The introduction of Robotics in Minimally Invasive Surgery (RMIS) allows overcoming many of the obstacles introduced by traditional laparoscopic techniques, by improving the surgeon’s maneuverability and precision during the surgical procedure. Nevertheless, major complications can still affect the outcome of the procedure, for example intra-operative bleeding caused by vessel injuries.
The overall goal of this thesis is to develop novel computer vision algorithms for the implementation of assistive technologies focused at enhancing the surgeon’s intra-operative capabilities, to allow safer clinical procedures and improved outcomes.
The PhD research has been focused on the following topics:
(I) A dense 3D reconstruction algorithm was developed to intra-operatively measure soft tissue deformations. The work was focused on the refinement of the disparity map with the aim of obtaining an accurate and dense point map. In order to evaluate the algorithm, a phantom of abdomen (liver, kidneys and spleen) was developed and a new and rich stereo endoscopic image dataset (EndoAbS dataset) was created.

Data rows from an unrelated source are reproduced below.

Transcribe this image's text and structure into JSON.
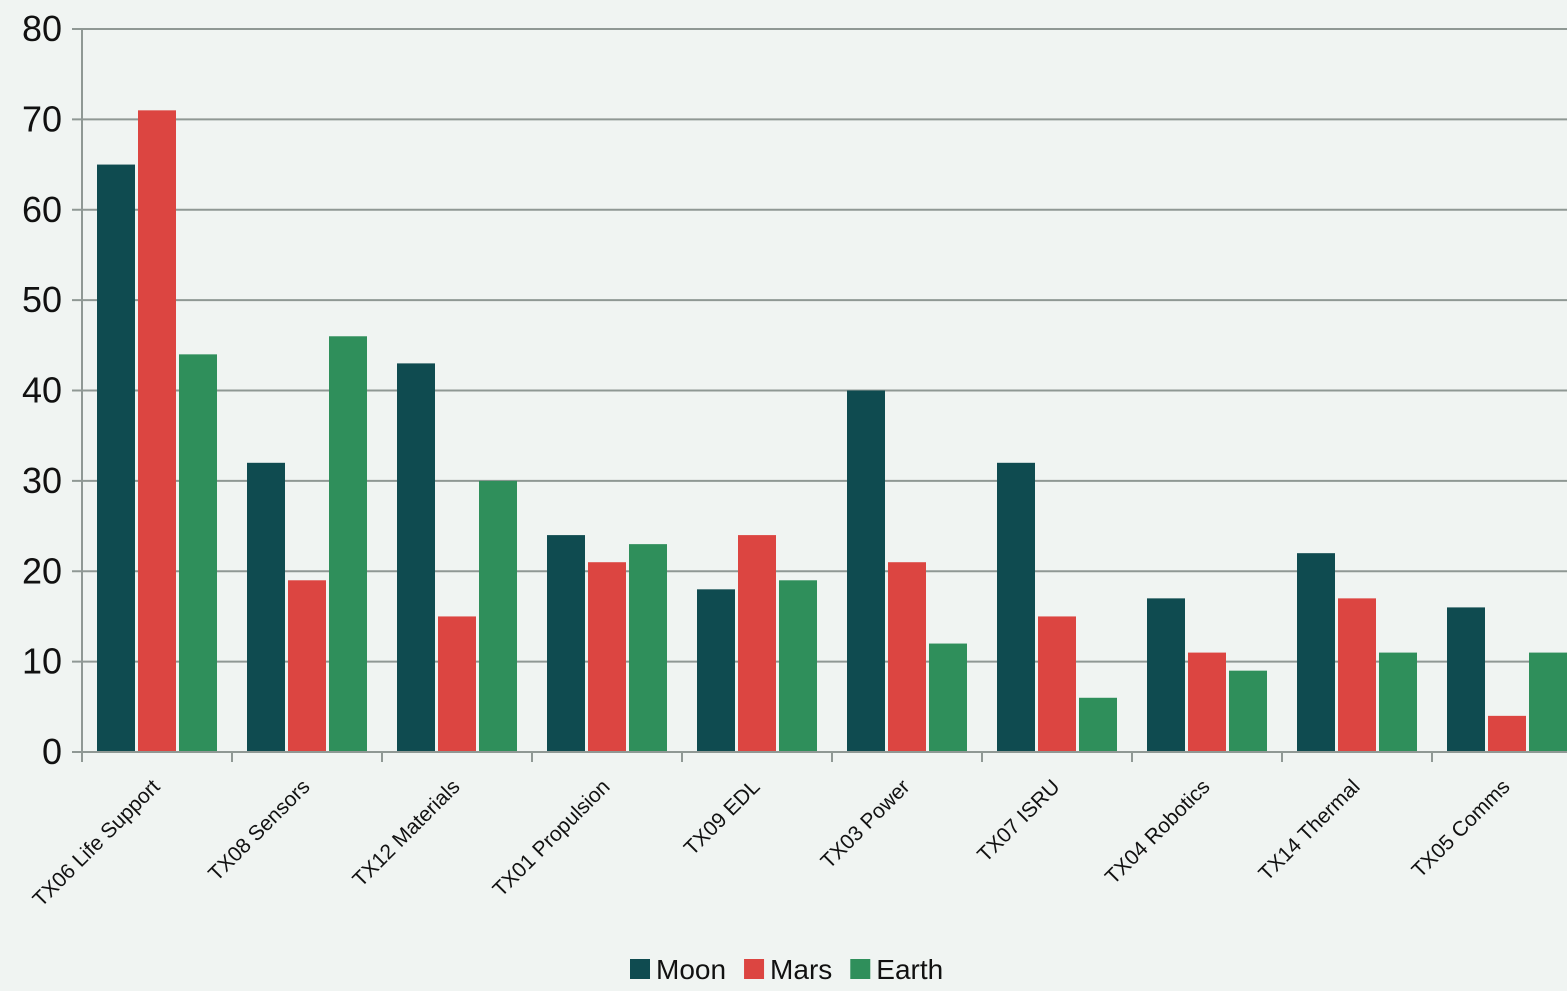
{
  "chart_data": {
    "type": "bar",
    "title": "",
    "xlabel": "",
    "ylabel": "",
    "categories": [
      "TX06 Life Support",
      "TX08 Sensors",
      "TX12 Materials",
      "TX01 Propulsion",
      "TX09 EDL",
      "TX03 Power",
      "TX07 ISRU",
      "TX04 Robotics",
      "TX14 Thermal",
      "TX05 Comms"
    ],
    "series": [
      {
        "name": "Moon",
        "color": "#0f4b50",
        "values": [
          65,
          32,
          43,
          24,
          18,
          40,
          32,
          17,
          22,
          16
        ]
      },
      {
        "name": "Mars",
        "color": "#dc4541",
        "values": [
          71,
          19,
          15,
          21,
          24,
          21,
          15,
          11,
          17,
          4
        ]
      },
      {
        "name": "Earth",
        "color": "#2f8f5b",
        "values": [
          44,
          46,
          30,
          23,
          19,
          12,
          6,
          9,
          11,
          11
        ]
      }
    ],
    "ylim": [
      0,
      80
    ],
    "yticks": [
      0,
      10,
      20,
      30,
      40,
      50,
      60,
      70,
      80
    ],
    "grid": true,
    "legend_position": "bottom-center"
  }
}
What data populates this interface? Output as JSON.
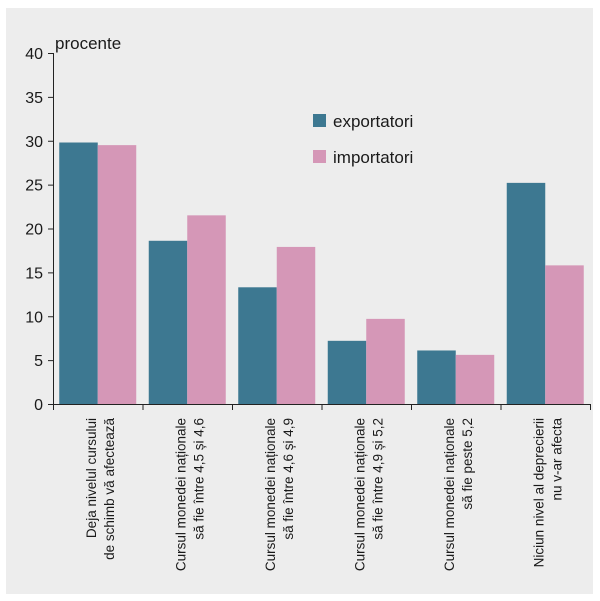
{
  "chart_data": {
    "type": "bar",
    "unit_label": "procente",
    "categories": [
      [
        "Deja nivelul cursului",
        "de schimb vă afectează"
      ],
      [
        "Cursul monedei naționale",
        "să fie între 4,5 și 4,6"
      ],
      [
        "Cursul monedei naționale",
        "să fie între 4,6 și 4,9"
      ],
      [
        "Cursul monedei naționale",
        "să fie între 4,9 și 5,2"
      ],
      [
        "Cursul monedei naționale",
        "să fie peste 5,2"
      ],
      [
        "Niciun nivel al deprecierii",
        "nu v-ar afecta"
      ]
    ],
    "series": [
      {
        "name": "exportatori",
        "color": "#3d7891",
        "values": [
          29.8,
          18.6,
          13.3,
          7.2,
          6.1,
          25.2
        ]
      },
      {
        "name": "importatori",
        "color": "#d597b7",
        "values": [
          29.5,
          21.5,
          17.9,
          9.7,
          5.6,
          15.8
        ]
      }
    ],
    "ylim": [
      0,
      40
    ],
    "yticks": [
      "0",
      "5",
      "10",
      "15",
      "20",
      "25",
      "30",
      "35",
      "40"
    ],
    "grid": false,
    "legend_position": "top-right"
  }
}
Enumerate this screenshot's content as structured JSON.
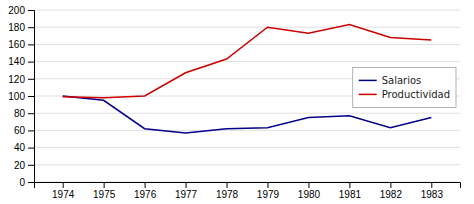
{
  "chart_data": {
    "type": "line",
    "x": [
      1974,
      1975,
      1976,
      1977,
      1978,
      1979,
      1980,
      1981,
      1982,
      1983
    ],
    "series": [
      {
        "name": "Salarios",
        "color": "#00008B",
        "values": [
          100,
          95,
          62,
          57,
          62,
          63,
          75,
          77,
          63,
          75
        ]
      },
      {
        "name": "Productividad",
        "color": "#CC0000",
        "values": [
          99,
          98,
          100,
          127,
          143,
          180,
          173,
          183,
          168,
          165
        ]
      }
    ],
    "xlim": [
      1973.3,
      1983.7
    ],
    "xticks": [
      1974,
      1975,
      1976,
      1977,
      1978,
      1979,
      1980,
      1981,
      1982,
      1983
    ],
    "ylim": [
      0,
      200
    ],
    "yticks": [
      0,
      20,
      40,
      60,
      80,
      100,
      120,
      140,
      160,
      180,
      200
    ],
    "grid": true,
    "legend": "right"
  }
}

(II) A framework for 2D long term tracking of soft tissue areas, to be preserved from injury during surgery, was developed. A novel strategy to recover failures from tracking was proposed to make the algorithm robust against: (i) partial occlusion, (ii) total occlusion, and (iii) camera movements.
(III) Development of an Enhanced Vision System to Improve Safety in Robotic Surgery (EnViSoRS) to protect vessels from injury during the execution of a robotic surgical procedures. The core of the framework consists in the integration of the previously developed dense 3D reconstruction algorithm and SA tracking, and Augmented Reality (AR) features for warning the surgeon about distance between the instruments and the vessel.